The Correlated<T> overload preserves stream correlation tokens —
useful when partitioning a stream by group and emitting one file per
partition.
Custom culture & encoding for output
.IsColumnSeparated(';')
.WithCultureInfo("fr-FR")
.WithEncoding(Encoding.UTF8);
Numbers are formatted using the file definition's culture; the same
ToNumberColumn(... separators ...) declaration also drives the
output formatter so round-trips are loss-less.

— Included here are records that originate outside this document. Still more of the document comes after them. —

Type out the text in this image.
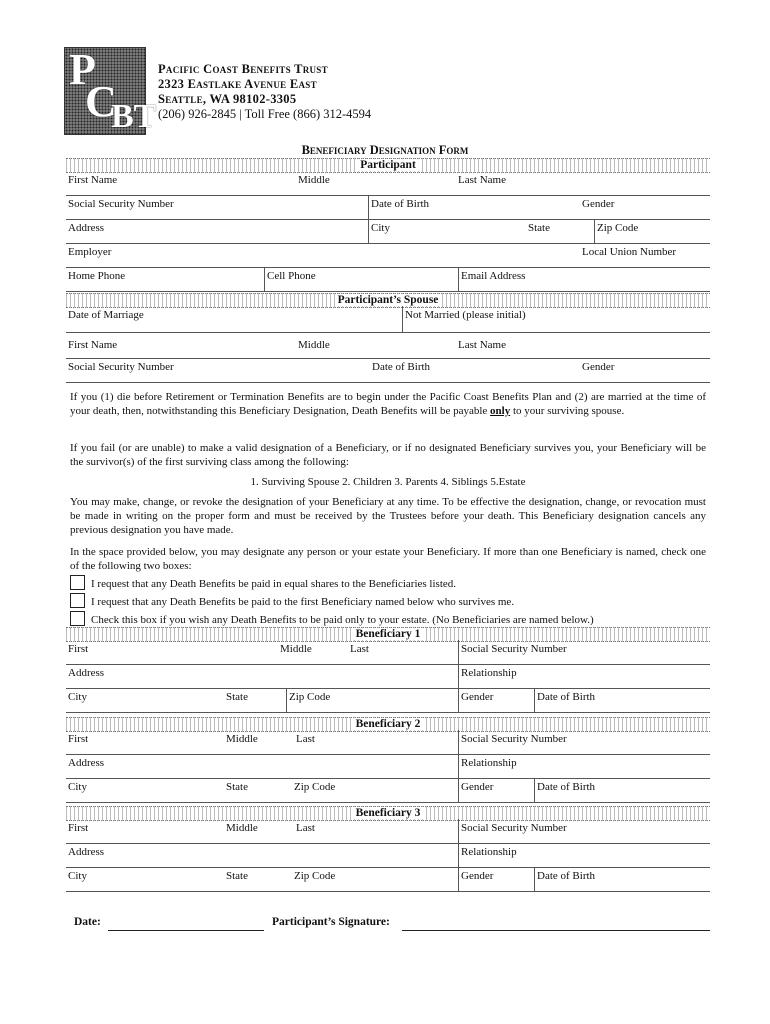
P
C
BT
Pacific Coast Benefits Trust
2323 Eastlake Avenue East
Seattle, WA 98102-3305
(206) 926-2845 | Toll Free (866) 312-4594
Beneficiary Designation Form
Participant
First Name	Middle	Last Name
Social Security Number	Date of Birth	Gender
Address	City	State	Zip Code
Employer	Local Union Number
Home Phone	Cell Phone	Email Address
Participant’s Spouse
Date of Marriage	Not Married (please initial)
First Name	Middle	Last Name
Social Security Number	Date of Birth	Gender
If you (1) die before Retirement or Termination Benefits are to begin under the Pacific Coast Benefits Plan and (2) are married at the time of your death, then, notwithstanding this Beneficiary Designation, Death Benefits will be payable only to your surviving spouse.
If you fail (or are unable) to make a valid designation of a Beneficiary, or if no designated Beneficiary survives you, your Beneficiary will be the survivor(s) of the first surviving class among the following:
1. Surviving Spouse 2. Children 3. Parents 4. Siblings 5.Estate
You may make, change, or revoke the designation of your Beneficiary at any time. To be effective the designation, change, or revocation must be made in writing on the proper form and must be received by the Trustees before your death. This Beneficiary designation cancels any previous designation you have made.
In the space provided below, you may designate any person or your estate your Beneficiary. If more than one Beneficiary is named, check one of the following two boxes:
I request that any Death Benefits be paid in equal shares to the Beneficiaries listed.
I request that any Death Benefits be paid to the first Beneficiary named below who survives me.
Check this box if you wish any Death Benefits to be paid only to your estate. (No Beneficiaries are named below.)
Beneficiary 1
First	Middle	Last	Social Security Number
Address	Relationship
City	State	Zip Code	Gender	Date of Birth
Beneficiary 2
First	Middle	Last	Social Security Number
Address	Relationship
City	State	Zip Code	Gender	Date of Birth
Beneficiary 3
First	Middle	Last	Social Security Number
Address	Relationship
City	State	Zip Code	Gender	Date of Birth
Date:	Participant’s Signature:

Routing to multiple destinations
The destinations argument of ToTextFileValue accepts a
Dictionary<string, IEnumerable<Destination>> describing connector
names and folder paths. See Recipes — dealing with files
for the full list.
Cheat sheet
| Intent | Snippet |
|---|---|
| Read CSV with header | CrossApplyTextFile(name, FlatFileDefinition.Create(...).IsColumnSeparated(';')) |
| Read TSV | .IsColumnSeparated('\t') |
| Read positional file | use ToColumn(index) instead of ToColumn("Name") |
| Read fixed-width file | add size to every column: ToColumn(idx, size) |
| Skip prologue lines | .IgnoreFirstLines(n) |
| Custom culture | .WithCultureInfo("fr-FR") |
| Inject metadata | i.ToSourceName(), i.ToLineNumber(), i.ToRowGuid() |
| Sanitize lines / values | .WithLinePreProcessor(...), .WithValuePreProcessor("X", ...) |
| Write CSV | .ToTextFileValue(name, "out.csv", FlatFileDefinition.Create(...).IsColumnSeparated(';')) |